Installment Loan vs Payday Loan: The Differences
When you’re comparing two things, it’s more prudent to pay attention to their difference than similarities. More often than not, it’s in the differences that you’ll find a product’s unique value proposition.
Here is the real installment vs payday showdown!
You already know repayment periods for installment loans can vary from a few months to several years. On the other hand, the repayment period for a payday loan ranges from a few days to one month.
In most cases, the length of a payday loan will depend on your paycheck schedule. If you’re paid bi-monthly, for instance, you’ll repay the loan in about 14 days’ time.

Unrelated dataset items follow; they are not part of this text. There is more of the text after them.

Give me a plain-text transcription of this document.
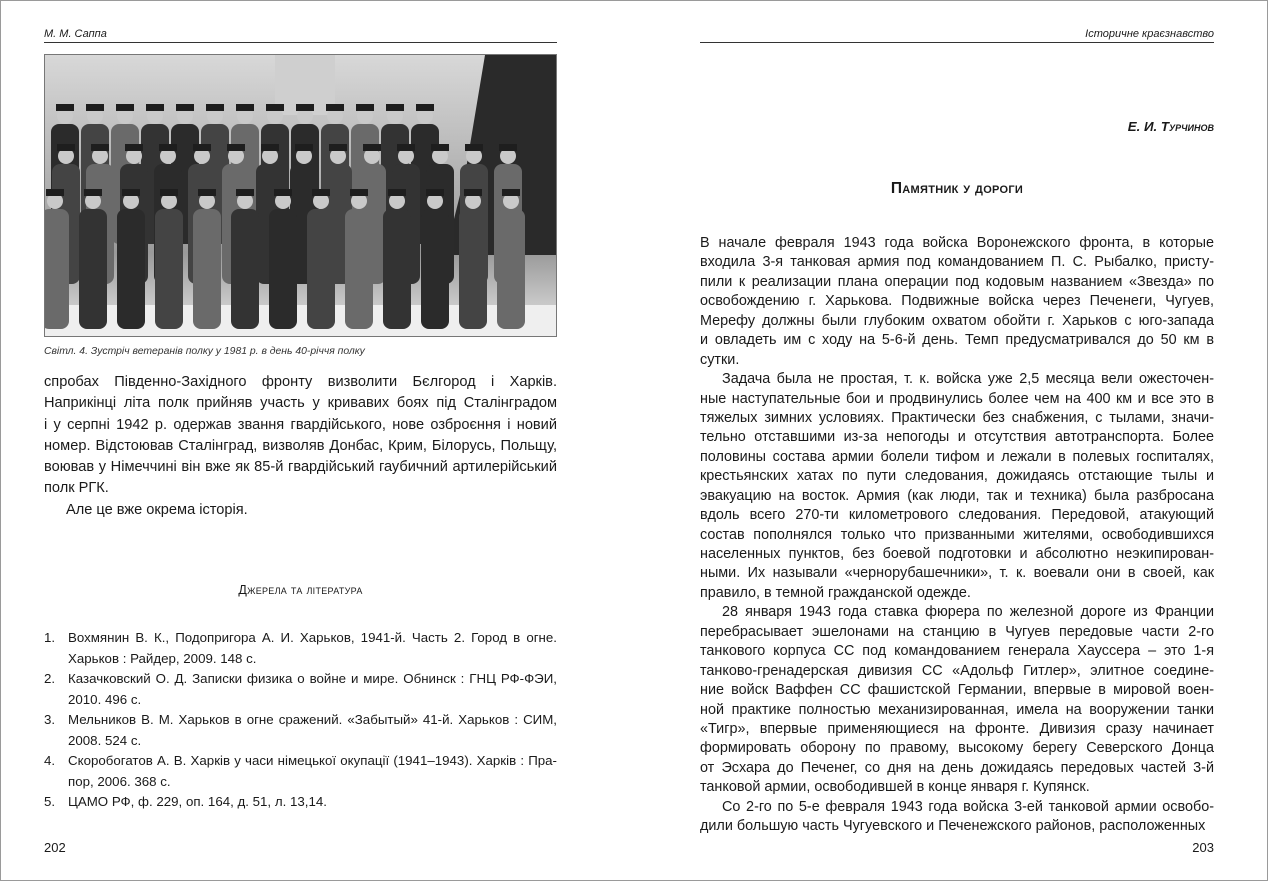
М. М. Саппа
Світл. 4. Зустріч ветеранів полку у 1981 р. в день 40-річчя полку
спробах Південно-Західного фронту визволити Бєлгород і Харків.
Наприкінці літа полк прийняв участь у кривавих боях під Сталінградом
і у серпні 1942 р. одержав звання гвардійського, нове озброєння і новий
номер. Відстоював Сталінград, визволяв Донбас, Крим, Білорусь, Польщу,
воював у Німеччині він вже як 85-й гвардійський гаубичний артилерійський
полк РГК.
Але це вже окрема історія.
Джерела та література
1. Вохмянин В. К., Подопригора А. И. Харьков, 1941-й. Часть 2. Город в огне.
Харьков : Райдер, 2009. 148 с.
2. Казачковский О. Д. Записки физика о войне и мире. Обнинск : ГНЦ РФ-ФЭИ,
2010. 496 с.
3. Мельников В. М. Харьков в огне сражений. «Забытый» 41-й. Харьков : СИМ,
2008. 524 с.
4. Скоробогатов А. В. Харків у часи німецької окупації (1941–1943). Харків : Пра-
пор, 2006. 368 с.
5. ЦАМО РФ, ф. 229, оп. 164, д. 51, л. 13,14.
202
Історичне краєзнавство
Е. И. Турчинов
Памятник у дороги
В начале февраля 1943 года войска Воронежского фронта, в которые
входила 3-я танковая армия под командованием П. С. Рыбалко, присту-
пили к реализации плана операции под кодовым названием «Звезда» по
освобождению г. Харькова. Подвижные войска через Печенеги, Чугуев,
Мерефу должны были глубоким охватом обойти г. Харьков с юго-запада
и овладеть им с ходу на 5-6-й день. Темп предусматривался до 50 км в
сутки.
Задача была не простая, т. к. войска уже 2,5 месяца вели ожесточен-
ные наступательные бои и продвинулись более чем на 400 км и все это в
тяжелых зимних условиях. Практически без снабжения, с тылами, значи-
тельно отставшими из-за непогоды и отсутствия автотранспорта. Более
половины состава армии болели тифом и лежали в полевых госпиталях,
крестьянских хатах по пути следования, дожидаясь отстающие тылы и
эвакуацию на восток. Армия (как люди, так и техника) была разбросана
вдоль всего 270-ти километрового следования. Передовой, атакующий
состав пополнялся только что призванными жителями, освободившихся
населенных пунктов, без боевой подготовки и абсолютно неэкипирован-
ными. Их называли «чернорубашечники», т. к. воевали они в своей, как
правило, в темной гражданской одежде.
28 января 1943 года ставка фюрера по железной дороге из Франции
перебрасывает эшелонами на станцию в Чугуев передовые части 2-го
танкового корпуса СС под командованием генерала Хауссера – это 1-я
танково-гренадерская дивизия СС «Адольф Гитлер», элитное соедине-
ние войск Ваффен СС фашистской Германии, впервые в мировой воен-
ной практике полностью механизированная, имела на вооружении танки
«Тигр», впервые применяющиеся на фронте. Дивизия сразу начинает
формировать оборону по правому, высокому берегу Северского Донца
от Эсхара до Печенег, со дня на день дожидаясь передовых частей 3-й
танковой армии, освободившей в конце января г. Купянск.
Со 2-го по 5-е февраля 1943 года войска 3-ей танковой армии освобо-
дили большую часть Чугуевского и Печенежского районов, расположенных
203
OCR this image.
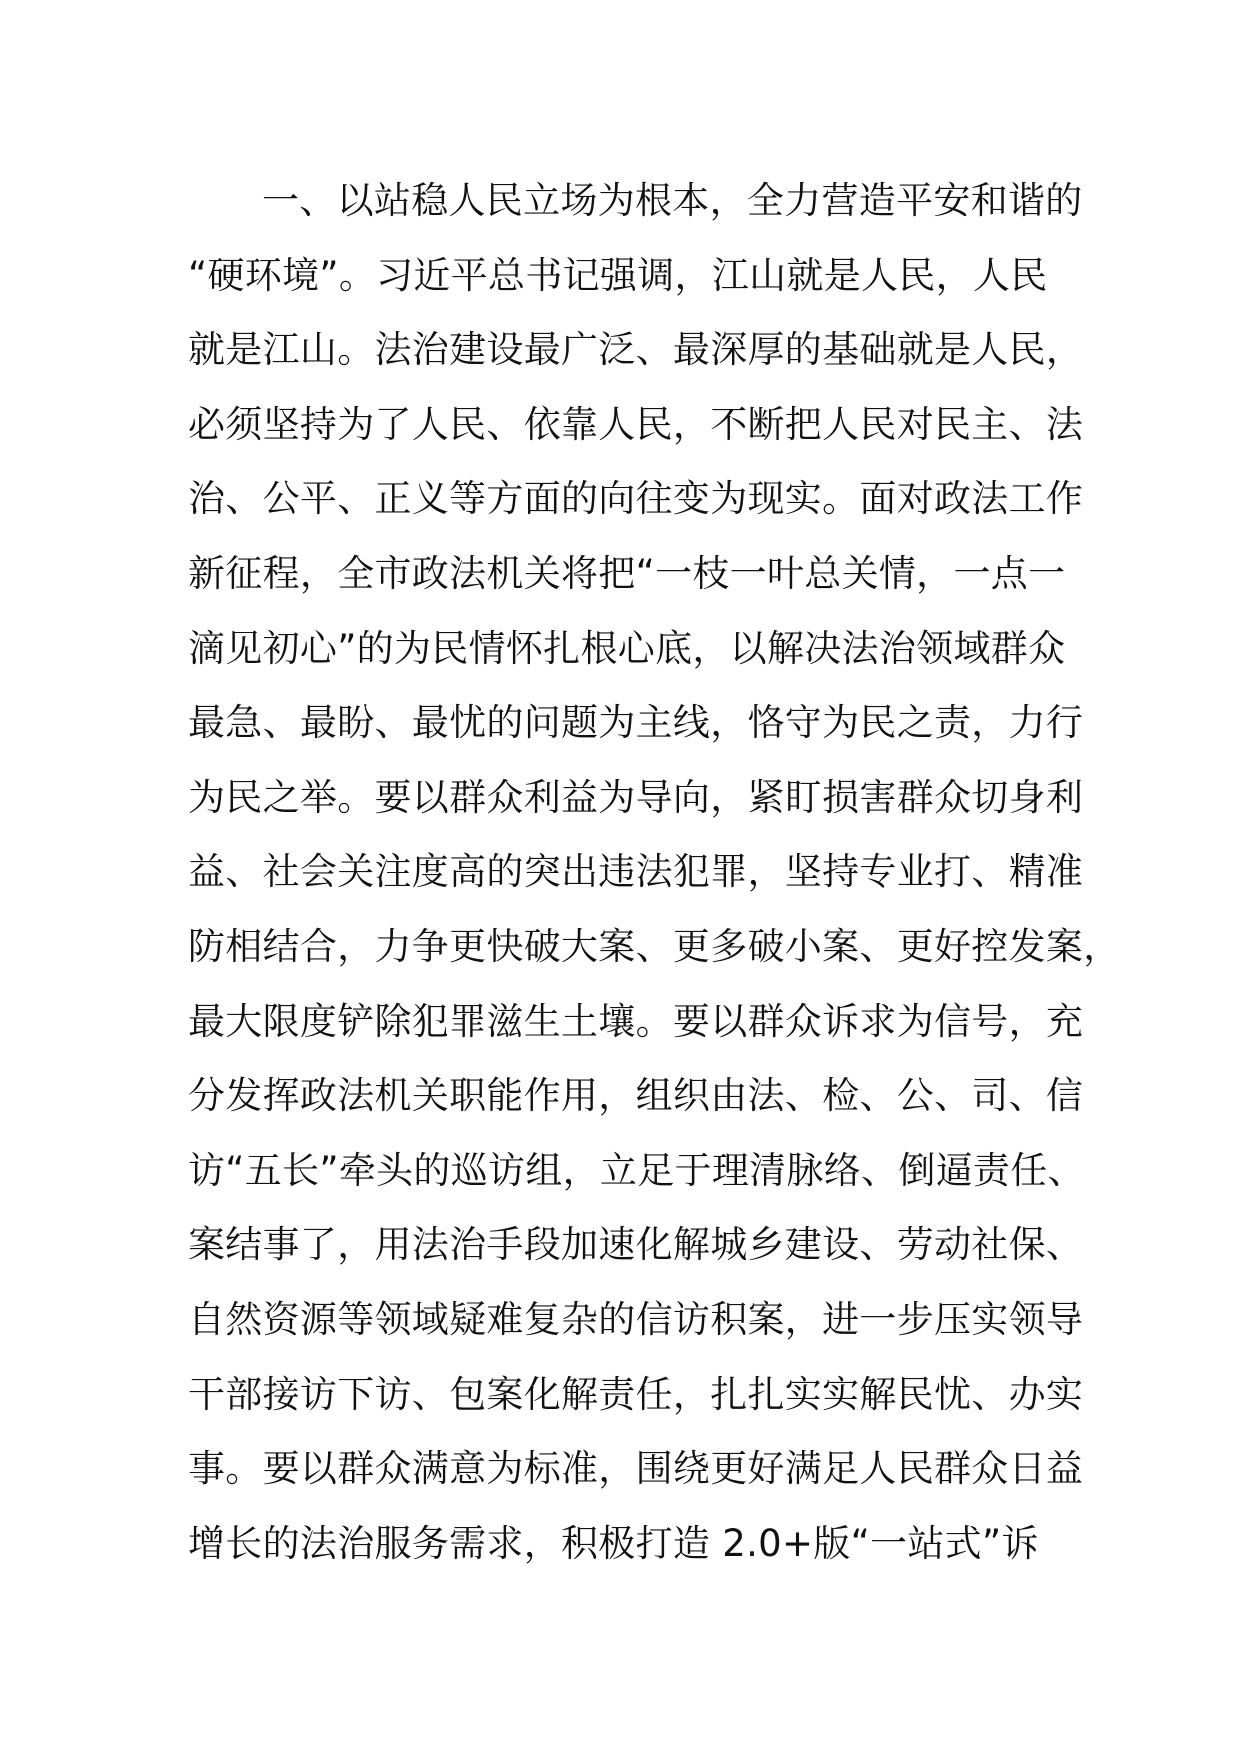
一、以站稳人民立场为根本，全力营造平安和谐的
“硬环境”。习近平总书记强调，江山就是人民，人民
就是江山。法治建设最广泛、最深厚的基础就是人民，
必须坚持为了人民、依靠人民，不断把人民对民主、法
治、公平、正义等方面的向往变为现实。面对政法工作
新征程，全市政法机关将把“一枝一叶总关情，一点一
滴见初心”的为民情怀扎根心底，以解决法治领域群众
最急、最盼、最忧的问题为主线，恪守为民之责，力行
为民之举。要以群众利益为导向，紧盯损害群众切身利
益、社会关注度高的突出违法犯罪，坚持专业打、精准
防相结合，力争更快破大案、更多破小案、更好控发案，
最大限度铲除犯罪滋生土壤。要以群众诉求为信号，充
分发挥政法机关职能作用，组织由法、检、公、司、信
访“五长”牵头的巡访组，立足于理清脉络、倒逼责任、
案结事了，用法治手段加速化解城乡建设、劳动社保、
自然资源等领域疑难复杂的信访积案，进一步压实领导
干部接访下访、包案化解责任，扎扎实实解民忧、办实
事。要以群众满意为标准，围绕更好满足人民群众日益
增长的法治服务需求，积极打造 2.0+版“一站式”诉
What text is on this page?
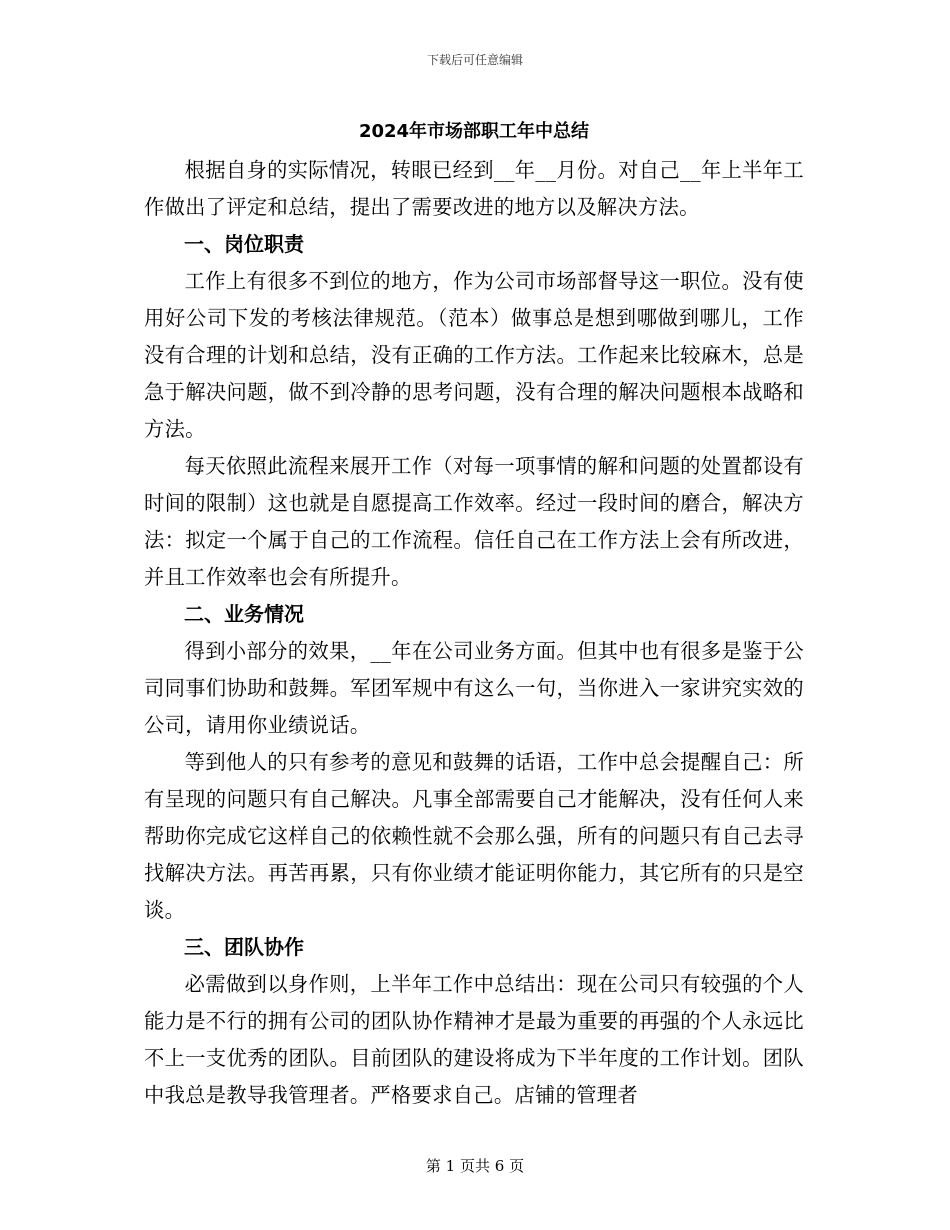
下载后可任意编辑
2024年市场部职工年中总结

根据自身的实际情况，转眼已经到__年__月份。对自己__年上半年工作做出了评定和总结，提出了需要改进的地方以及解决方法。

一、岗位职责

工作上有很多不到位的地方，作为公司市场部督导这一职位。没有使用好公司下发的考核法律规范。（范本）做事总是想到哪做到哪儿，工作没有合理的计划和总结，没有正确的工作方法。工作起来比较麻木，总是急于解决问题，做不到冷静的思考问题，没有合理的解决问题根本战略和方法。

每天依照此流程来展开工作（对每一项事情的解和问题的处置都设有时间的限制）这也就是自愿提高工作效率。经过一段时间的磨合，解决方法：拟定一个属于自己的工作流程。信任自己在工作方法上会有所改进，并且工作效率也会有所提升。

二、业务情况

得到小部分的效果，__年在公司业务方面。但其中也有很多是鉴于公司同事们协助和鼓舞。军团军规中有这么一句，当你进入一家讲究实效的公司，请用你业绩说话。

等到他人的只有参考的意见和鼓舞的话语，工作中总会提醒自己：所有呈现的问题只有自己解决。凡事全部需要自己才能解决，没有任何人来帮助你完成它这样自己的依赖性就不会那么强，所有的问题只有自己去寻找解决方法。再苦再累，只有你业绩才能证明你能力，其它所有的只是空谈。

三、团队协作

必需做到以身作则，上半年工作中总结出：现在公司只有较强的个人能力是不行的拥有公司的团队协作精神才是最为重要的再强的个人永远比不上一支优秀的团队。目前团队的建设将成为下半年度的工作计划。团队中我总是教导我管理者。严格要求自己。店铺的管理者

第 1 页共 6 页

Payday loans offer small amounts of money ($100- $1,000). Installment loans offer substantial amounts of money, ranging from $500 to $500,000 or more, depending on your financial circumstances.
From these amounts, you can tell that payday loans aren’t meant for big-ticket expenses. If you’re looking to buy a car or a house, an installment loan is your only choice.
Because installment loans offer lots of money and are usually offered by formal lenders, qualification requirements are stiffer. Lenders will check an applicant’s credit score as well as income.
On the other hand, most payday loan lenders won’t give a hoot about your credit history. They’re only interested in your income. As such, these loans tend to target employed people with bad credit or no credit at all.
Payday loans are known to charge astronomic rates. Specific rates and rate caps vary from lender to lender and from state to state, but the average annual percentage rate on payday loans is 391%
The interest rate on an installment loan can vary depending on your credit history and repayment period, but the APR is a lowly 10 percent.
Installment Loan vs Payday Loan: Have Your Pick!
From this installment loan vs payday loan guide, it’s clear any rational person should go for the former. However, there are circumstances, such as poor credit, that can force you to go for a payday loan.
Either way, you’re now in a better position to make a choice that fits your individual financial circumstances.